While she knows she could save money if she didn't prioritize organic foods, this isn't a place where she prefers to save.

"There are some things that I just will not buy non-organic, so I try to save in other areas to accommodate for that," she says.

She buys organic chicken and beef as often as possible from local farmers.

"While sometimes more expensive, in the long run you are supporting your local neighbors and workers, and you get to see exactly where your food is coming from," she says. "It took a while to get comfortable adopting this preference, but we could never not buy this way now."

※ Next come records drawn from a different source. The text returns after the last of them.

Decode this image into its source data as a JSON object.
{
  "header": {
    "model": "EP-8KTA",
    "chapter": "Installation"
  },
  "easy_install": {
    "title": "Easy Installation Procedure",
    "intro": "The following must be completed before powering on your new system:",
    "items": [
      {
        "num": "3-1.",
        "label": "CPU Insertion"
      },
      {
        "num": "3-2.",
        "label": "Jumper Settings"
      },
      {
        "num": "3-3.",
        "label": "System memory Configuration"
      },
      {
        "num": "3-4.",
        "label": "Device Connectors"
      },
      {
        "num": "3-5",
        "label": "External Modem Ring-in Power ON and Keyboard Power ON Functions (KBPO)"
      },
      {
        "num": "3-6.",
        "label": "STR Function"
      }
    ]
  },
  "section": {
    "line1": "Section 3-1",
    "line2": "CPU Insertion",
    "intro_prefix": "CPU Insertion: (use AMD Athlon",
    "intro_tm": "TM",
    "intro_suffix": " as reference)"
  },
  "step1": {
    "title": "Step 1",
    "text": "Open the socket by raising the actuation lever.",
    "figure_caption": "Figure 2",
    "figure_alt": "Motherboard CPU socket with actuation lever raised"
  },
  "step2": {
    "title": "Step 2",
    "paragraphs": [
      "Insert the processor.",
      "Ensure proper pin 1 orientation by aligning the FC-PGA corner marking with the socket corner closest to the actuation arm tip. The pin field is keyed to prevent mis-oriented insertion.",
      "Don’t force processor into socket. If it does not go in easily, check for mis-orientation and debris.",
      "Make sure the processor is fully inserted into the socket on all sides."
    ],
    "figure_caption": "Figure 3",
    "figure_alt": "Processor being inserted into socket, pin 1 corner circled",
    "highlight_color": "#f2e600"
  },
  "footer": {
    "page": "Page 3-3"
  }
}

Due to limited availability and shortages, the family does also supplement this farm-fresh fare from their local chain grocery store as well, "but it's nice to have the option," she says.

Versatile Staples

Offsetting the spendy organic products on her list, Mann has several go-to staples that are as versatile and hard-working as they are affordable.

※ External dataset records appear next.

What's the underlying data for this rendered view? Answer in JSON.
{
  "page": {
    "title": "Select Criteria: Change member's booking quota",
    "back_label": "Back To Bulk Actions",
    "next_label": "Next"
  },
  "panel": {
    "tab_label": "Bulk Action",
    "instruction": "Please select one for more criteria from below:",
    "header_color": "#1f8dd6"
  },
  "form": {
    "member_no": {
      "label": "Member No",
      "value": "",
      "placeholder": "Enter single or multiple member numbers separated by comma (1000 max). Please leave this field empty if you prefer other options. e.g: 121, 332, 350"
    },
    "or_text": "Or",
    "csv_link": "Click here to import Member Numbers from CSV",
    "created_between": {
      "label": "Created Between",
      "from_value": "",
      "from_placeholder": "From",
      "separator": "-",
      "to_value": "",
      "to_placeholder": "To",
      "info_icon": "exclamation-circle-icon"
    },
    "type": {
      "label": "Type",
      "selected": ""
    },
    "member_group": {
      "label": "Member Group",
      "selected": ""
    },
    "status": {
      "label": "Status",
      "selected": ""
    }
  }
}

One such ingredient is hamburger meat.

"From tacos, to Korean-style beef to nachos, to taco soup, to hamburgers, to sweet and sour meatballs, to Swedish meatballs…" she says. "You are basically eating the same thing, yet the spices you use make it taste completely different."

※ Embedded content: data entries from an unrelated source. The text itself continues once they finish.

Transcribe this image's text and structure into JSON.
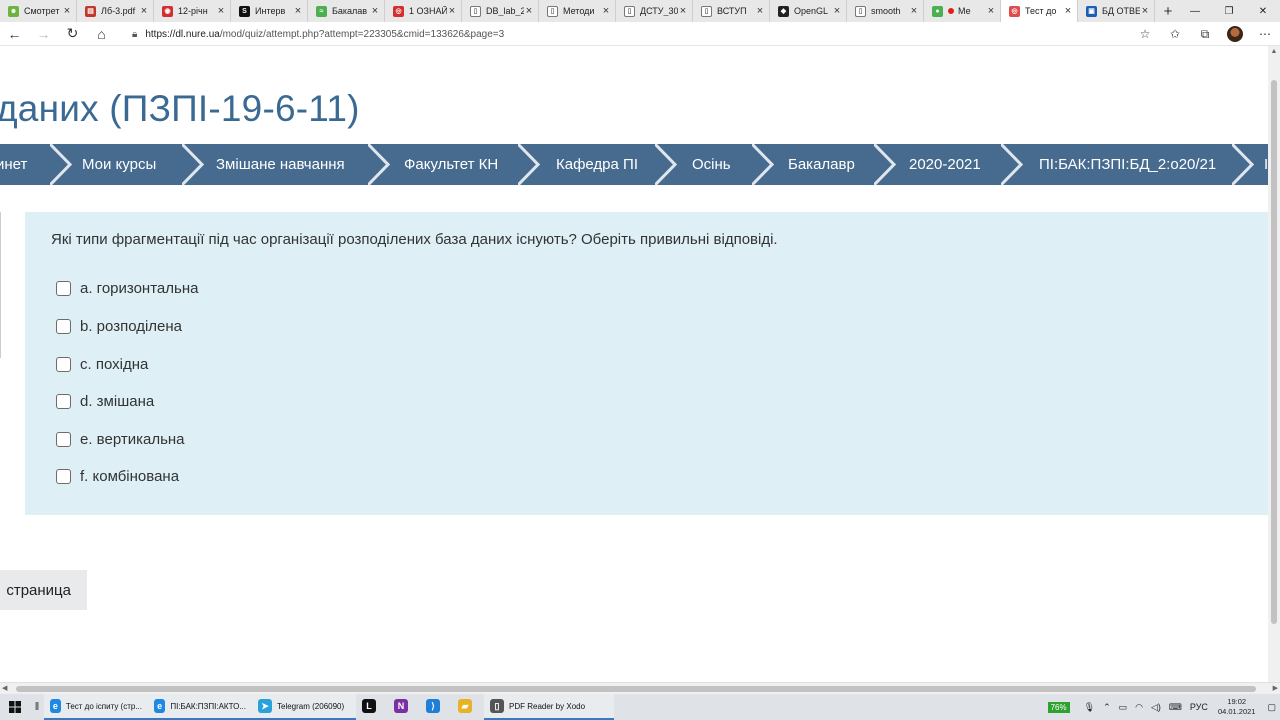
{
  "browser": {
    "tabs": [
      {
        "title": "Смотрет",
        "color": "#6db33f",
        "glyph": "☻"
      },
      {
        "title": "Лб-3.pdf",
        "color": "#c0392b",
        "glyph": "▤"
      },
      {
        "title": "12-річн",
        "color": "#d32f2f",
        "glyph": "◉"
      },
      {
        "title": "Интерв",
        "color": "#111111",
        "glyph": "S"
      },
      {
        "title": "Бакалав",
        "color": "#4caf50",
        "glyph": "≈"
      },
      {
        "title": "1 ОЗНАЙ",
        "color": "#d32f2f",
        "glyph": "◎"
      },
      {
        "title": "DB_lab_2",
        "color": "#ffffff",
        "glyph": "▯"
      },
      {
        "title": "Методи",
        "color": "#ffffff",
        "glyph": "▯"
      },
      {
        "title": "ДСТУ_30",
        "color": "#ffffff",
        "glyph": "▯"
      },
      {
        "title": "ВСТУП",
        "color": "#ffffff",
        "glyph": "▯"
      },
      {
        "title": "OpenGL",
        "color": "#222222",
        "glyph": "◆"
      },
      {
        "title": "smooth",
        "color": "#ffffff",
        "glyph": "▯"
      },
      {
        "title": "Ме",
        "color": "#4caf50",
        "glyph": "●"
      },
      {
        "title": "Тест до",
        "color": "#e04b4b",
        "glyph": "◎"
      },
      {
        "title": "БД ОТВЕ",
        "color": "#1a5fb4",
        "glyph": "▣"
      }
    ],
    "active_tab_index": 13,
    "url_host": "https://dl.nure.ua",
    "url_path": "/mod/quiz/attempt.php?attempt=223305&cmid=133626&page=3"
  },
  "page": {
    "title": "даних (ПЗПІ-19-6-11)",
    "breadcrumb": [
      "инет",
      "Мои курсы",
      "Змішане навчання",
      "Факультет КН",
      "Кафедра ПІ",
      "Осінь",
      "Бакалавр",
      "2020-2021",
      "ПІ:БАК:ПЗПІ:БД_2:o20/21",
      "І"
    ],
    "question": "Які типи фрагментації під час організації розподілених база даних існують? Оберіть привильні відповіді.",
    "answers": [
      "a. горизонтальна",
      "b. розподілена",
      "c. похідна",
      "d. змішана",
      "e. вертикальна",
      "f. комбінована"
    ],
    "next_button": "страница"
  },
  "taskbar": {
    "apps": [
      {
        "label": "Тест до іспиту (стр...",
        "color": "#1e88e5",
        "glyph": "e",
        "open": true
      },
      {
        "label": "ПІ:БАК:ПЗПІ:АКТО...",
        "color": "#1e88e5",
        "glyph": "e",
        "open": true
      },
      {
        "label": "Telegram (206090)",
        "color": "#2aa1da",
        "glyph": "➤",
        "open": true
      },
      {
        "label": "",
        "color": "#111111",
        "glyph": "L",
        "open": false
      },
      {
        "label": "",
        "color": "#7b2fa3",
        "glyph": "N",
        "open": false
      },
      {
        "label": "",
        "color": "#1f7ed6",
        "glyph": "⟩",
        "open": false
      },
      {
        "label": "",
        "color": "#e6b325",
        "glyph": "▰",
        "open": false
      },
      {
        "label": "PDF Reader by Xodo",
        "color": "#555555",
        "glyph": "▯",
        "open": true
      }
    ],
    "battery": "76%",
    "lang": "РУС",
    "time": "19:02",
    "date": "04.01.2021"
  }
}
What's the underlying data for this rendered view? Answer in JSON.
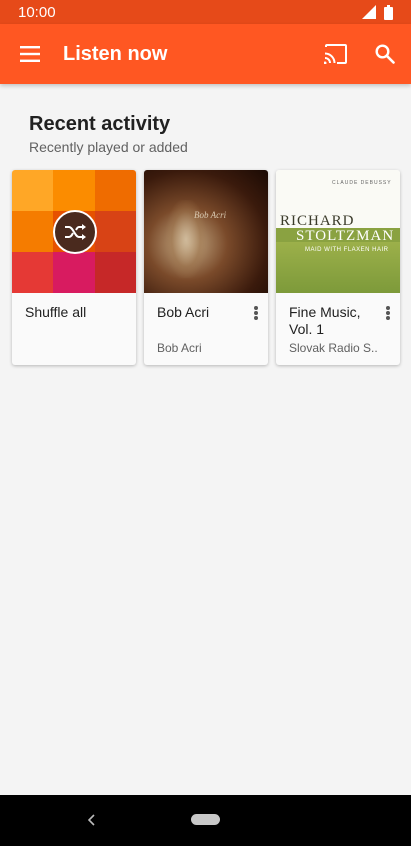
{
  "status_bar": {
    "time": "10:00"
  },
  "app_bar": {
    "title": "Listen now",
    "icons": [
      "menu-icon",
      "cast-icon",
      "search-icon"
    ]
  },
  "section": {
    "title": "Recent activity",
    "subtitle": "Recently played or added"
  },
  "cards": [
    {
      "title": "Shuffle all",
      "subtitle": "",
      "icon": "shuffle-icon"
    },
    {
      "title": "Bob Acri",
      "subtitle": "Bob Acri"
    },
    {
      "title": "Fine Music, Vol. 1",
      "subtitle": "Slovak Radio S.."
    }
  ],
  "album_art": {
    "bob": {
      "cover_text": "Bob Acri"
    },
    "fine": {
      "header": "CLAUDE DEBUSSY",
      "line1": "RICHARD",
      "line2": "STOLTZMAN",
      "line3": "MAID WITH FLAXEN HAIR"
    }
  },
  "colors": {
    "status_bar": "#e64a19",
    "app_bar": "#ff5722",
    "background": "#f4f4f4",
    "mosaic": [
      "#ffa726",
      "#fb8c00",
      "#ef6c00",
      "#f57c00",
      "#e65100",
      "#d84315",
      "#e53935",
      "#d81b60",
      "#c62828"
    ]
  }
}
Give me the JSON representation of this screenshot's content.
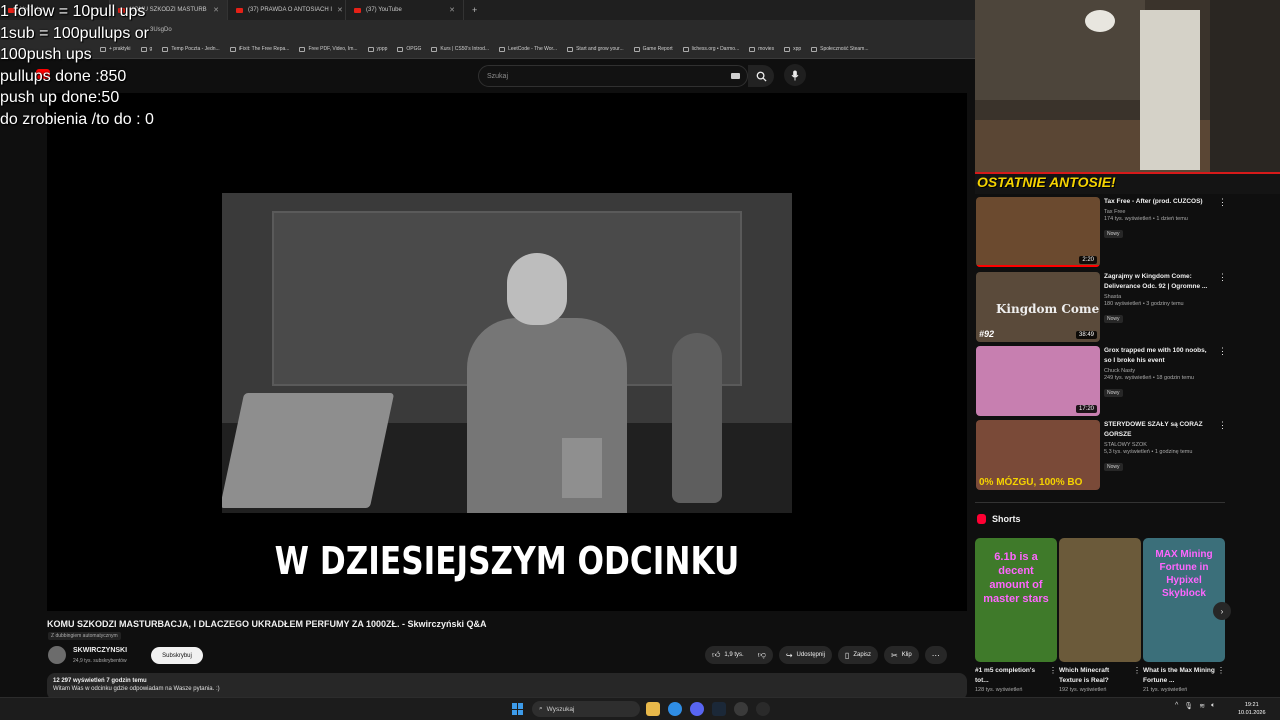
{
  "overlay": {
    "lines": [
      "1 follow = 10pull ups",
      "1sub = 100pullups or",
      "100push ups",
      "pullups done :850",
      "push up done:50",
      "do zrobienia /to do : 0"
    ]
  },
  "browser": {
    "tabs": [
      {
        "label": "YouTube"
      },
      {
        "label": "KOMU SZKODZI MASTURB"
      },
      {
        "label": "(37) PRAWDA O ANTOSIACH I"
      },
      {
        "label": "(37) YouTube"
      }
    ],
    "address": "3UsgDo",
    "bookmarks": [
      "+ praktyki",
      "g",
      "Temp Poczta - Jedn...",
      "iFixit: The Free Repa...",
      "Free PDF, Video, Im...",
      "yppp",
      "OPGG",
      "Kurs | CS50's Introd...",
      "LeetCode - The Wor...",
      "Start and grow your...",
      "Game Report",
      "lichess.org • Darmo...",
      "movies",
      "xpp",
      "Społeczność Steam..."
    ]
  },
  "youtube": {
    "search_placeholder": "Szukaj",
    "video": {
      "caption": "W DZIESIEJSZYM ODCINKU",
      "title": "KOMU SZKODZI MASTURBACJA, I DLACZEGO UKRADŁEM PERFUMY ZA 1000ZŁ. - Skwirczyński Q&A",
      "dubbing": "Z dubbingiem automatycznym",
      "channel": "SKWIRCZYNSKI",
      "subscribers": "24,9 tys. subskrybentów",
      "subscribe_label": "Subskrybuj",
      "likes": "1,9 tys.",
      "share_label": "Udostępnij",
      "save_label": "Zapisz",
      "clip_label": "Klip",
      "views_line": "12 297 wyświetleń  7 godzin temu",
      "description": "Witam Was w odcinku gdzie odpowiadam na Wasze pytania. :)"
    },
    "banner": "OSTATNIE ANTOSIE!",
    "sidebar": [
      {
        "title": "Tax Free - After (prod. CUZCOS)",
        "channel": "Tax Free",
        "meta": "174 tys. wyświetleń • 1 dzień temu",
        "badge": "Nowy",
        "duration": "2:20",
        "progress": 1.0,
        "thumb_color": "#6b4a2f"
      },
      {
        "title": "Zagrajmy w Kingdom Come: Deliverance Odc. 92 | Ogromne ...",
        "channel": "Shasta",
        "meta": "180 wyświetleń • 3 godziny temu",
        "badge": "Nowy",
        "duration": "38:49",
        "progress": 0.0,
        "thumb_color": "#5a4a3a"
      },
      {
        "title": "Grox trapped me with 100 noobs, so I broke his event",
        "channel": "Chuck Nasty",
        "meta": "249 tys. wyświetleń • 18 godzin temu",
        "badge": "Nowy",
        "duration": "17:20",
        "progress": 0.0,
        "thumb_color": "#c77fb0"
      },
      {
        "title": "STERYDOWE SZAŁY są CORAZ GORSZE",
        "channel": "STALOWY SZOK",
        "meta": "5,3 tys. wyświetleń • 1 godzinę temu",
        "badge": "Nowy",
        "duration": "",
        "progress": 0.0,
        "thumb_color": "#7a4a38"
      }
    ],
    "sidebar_thumb_texts": [
      "",
      "Kingdom Come",
      "",
      "0% MÓZGU, 100% BO"
    ],
    "sidebar_thumb_tags": [
      "",
      "#92",
      "",
      ""
    ],
    "shorts_heading": "Shorts",
    "shorts": [
      {
        "title": "#1 m5 completion's tot...",
        "views": "128 tys. wyświetleń",
        "thumb_text": "6.1b is a decent amount of master stars",
        "thumb_color": "#3f7a2a"
      },
      {
        "title": "Which Minecraft Texture is Real?",
        "views": "192 tys. wyświetleń",
        "thumb_text": "",
        "thumb_color": "#6b5a3a"
      },
      {
        "title": "What is the Max Mining Fortune ...",
        "views": "21 tys. wyświetleń",
        "thumb_text": "MAX Mining Fortune in Hypixel Skyblock",
        "thumb_color": "#3b6f7a"
      }
    ]
  },
  "taskbar": {
    "search_label": "Wyszukaj",
    "time": "19:21",
    "date": "10.01.2026"
  }
}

Another surprisingly versatile staple in her home? Tortilla chips. "My son loves them, we love them, and surprisingly you can do a lot with those!" she says.

Flexible Meal Planning

Even with a close eye on the budget, Mann prefers to keep substantial flexibility within her meal planning for each week, as a matter of convenience, balance, and just plain fun. Here's a sample of what weeknight dinners might look like:

  • Sunday: Taco soup
  • Monday: Chicken rice casserole (rice, chicken, broccoli, cheddar cheese, "and my two-minute homemade cream of chicken soup"
  • Tuesday: Planned restaurant outing. "Lucas loves IHOP, so we go here for kids-eat-free night!"
  • Wednesday: Hamburgers with tater tots or French fries
  • Thursday: Large baked potatoes with leftover taco soup on top. "Lucas won't eat baked potatoes so this is where tortilla chips come in!"
  • Friday: Leftover chicken and rice casserole, with peach cobbler for dessert. "That's why there's always canned peaches on the grocery list," she explains. "I use a recipe that takes five minutes to mix and all you do is bake — it's not your grandmother's all-day baking recipe."
  • Saturday: Family pizza night. "I buy premade dough from the grocery store, and we all make our own little pizzas," she says, typically serving them alongside a side salad.

Commitment to Leftovers

One way Mann saves money in her grocery budget? Freezing leftovers and organizing them carefully. "If you know you won't use them, freeze them — you don't have to toss it out," she says.

She uses Pyrex glass containers labeled with a description on a piece of painter's tape to help keep leftovers organized, appealing, and easily identifiable so "it isn't stuck in the fridge and forgotten about." This system makes for orderly, budget-friendly leftovers that help make life just a little easier, too.